Tuesday, June 08, 2010

Lowlife on Saturn

Scientists have apparently found life on Saturn ! !

Which is to say, they’ve found evidence of life on one of Saturn’s moons, called Titan.

Which is an imprecise way of saying they’ve found evidence which may suggest the possibility of a form of life on Titan.

Oh, alright, it may even be only a ‘precursor’ of life.

This ‘life’, it is thought, will possibly be methane-based — which should immediately ring alarm bells about “us” being invaded by “them” for the growing stockpiles of methane we’ve horded in our atmosphere.

The existence of exotic forms of life in the outer reaches of our solar system is a possibility Arthur C. Clarke foresaw at least three decades ago. In his sequel to 2001 A Space Odyssey, Clarke told of how the Bowman Entity descended into Jupiter where he/it discovered life-forms based on the petrochemicals in the atmosphere of the gas giant.

Skirting the foothills of the drifting foam mountains were myriads of small, sharply-defined clouds, all about the same size and patterned with similar red and brown mottlings.
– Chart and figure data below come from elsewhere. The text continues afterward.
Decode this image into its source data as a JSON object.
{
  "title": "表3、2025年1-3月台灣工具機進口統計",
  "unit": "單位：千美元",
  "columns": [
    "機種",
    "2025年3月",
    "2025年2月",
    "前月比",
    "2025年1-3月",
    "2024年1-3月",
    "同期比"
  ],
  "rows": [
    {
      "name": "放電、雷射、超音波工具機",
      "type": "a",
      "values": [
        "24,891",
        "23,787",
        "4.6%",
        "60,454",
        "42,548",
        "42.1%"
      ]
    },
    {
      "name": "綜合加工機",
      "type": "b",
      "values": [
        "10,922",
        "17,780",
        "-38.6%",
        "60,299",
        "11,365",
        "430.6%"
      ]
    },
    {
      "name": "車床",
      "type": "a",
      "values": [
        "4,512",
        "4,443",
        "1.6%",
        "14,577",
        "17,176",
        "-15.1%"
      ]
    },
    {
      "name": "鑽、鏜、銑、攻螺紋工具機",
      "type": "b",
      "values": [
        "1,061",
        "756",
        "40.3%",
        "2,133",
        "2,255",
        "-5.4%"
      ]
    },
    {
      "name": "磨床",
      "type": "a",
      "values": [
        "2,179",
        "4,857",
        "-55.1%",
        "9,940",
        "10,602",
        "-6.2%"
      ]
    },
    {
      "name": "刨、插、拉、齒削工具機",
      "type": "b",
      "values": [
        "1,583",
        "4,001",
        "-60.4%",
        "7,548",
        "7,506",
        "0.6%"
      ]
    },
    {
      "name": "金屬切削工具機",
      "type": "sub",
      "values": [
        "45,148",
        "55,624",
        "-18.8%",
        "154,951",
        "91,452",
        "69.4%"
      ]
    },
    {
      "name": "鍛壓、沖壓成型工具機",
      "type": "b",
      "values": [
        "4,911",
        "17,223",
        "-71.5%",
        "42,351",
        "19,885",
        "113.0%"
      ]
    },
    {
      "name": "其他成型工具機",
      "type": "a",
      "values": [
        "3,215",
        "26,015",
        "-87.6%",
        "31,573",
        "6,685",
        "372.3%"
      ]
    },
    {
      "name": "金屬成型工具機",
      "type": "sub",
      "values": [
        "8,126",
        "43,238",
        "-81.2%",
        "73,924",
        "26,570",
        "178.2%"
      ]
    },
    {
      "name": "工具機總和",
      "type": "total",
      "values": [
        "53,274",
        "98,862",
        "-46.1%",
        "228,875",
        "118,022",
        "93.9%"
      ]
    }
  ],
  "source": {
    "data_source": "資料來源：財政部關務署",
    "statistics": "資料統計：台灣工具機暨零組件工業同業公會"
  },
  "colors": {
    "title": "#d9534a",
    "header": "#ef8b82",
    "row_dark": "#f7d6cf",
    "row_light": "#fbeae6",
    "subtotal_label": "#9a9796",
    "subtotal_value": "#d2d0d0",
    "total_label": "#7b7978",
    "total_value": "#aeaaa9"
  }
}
They were small only as compared with the inhuman scale of their surroundings; the very least would have covered a fair-sized city.

They were clearly alive, for they were moving with slow deliberation along the flanks of the aerial mountains, browsing off their slopes like colossal sheep. And they were calling to each other in the metre band, their radio voices faint but clear against the cracklings and concussions of Jupiter itself.

Nothing less than living gasbags, they floated in the narrow zone between freezing heights and scorching depths. Narrow, yes — but a domain far larger than all the biosphere of Earth.

They were not alone. Moving swiftly among them were other creatures so small that they could easily have been overlooked. ... But they too were alive — perhaps predators, perhaps parasites, perhaps even herdsmen.

A whole new chapter of evolution ... was opening before him. ...

He was searching a world more than a hundred times the area of earth, and though he saw many wonders, nothing there hinted of intelligence. The radio voices of the great balloons carried only simple messages of warning or of fear. Even the hunters, who might have been expected to develop higher degrees of organisation, were like the sharks in Earth’s oceans — mindless automata.

And for all its breathtaking size and novelty, the biosphere of Jupiter was a fragile world, a place of mists and foam... Few of its constructs were more substantial than soap bubbles...

Jupiter was an evolutionary cul-de-sac. Consciousness would never emerge here; even if it did, it would be doomed to a stunted existence. ... In an environment where fire was impossible, and solids scarcely existed, it could never even reach the Stone Age.

  • Arthur C. Clarke — 2010 Odyssey Two

So... the Bowman Entity at the behest of his/its Masters nuked Jupiter, with all its living wonders. They had it coming.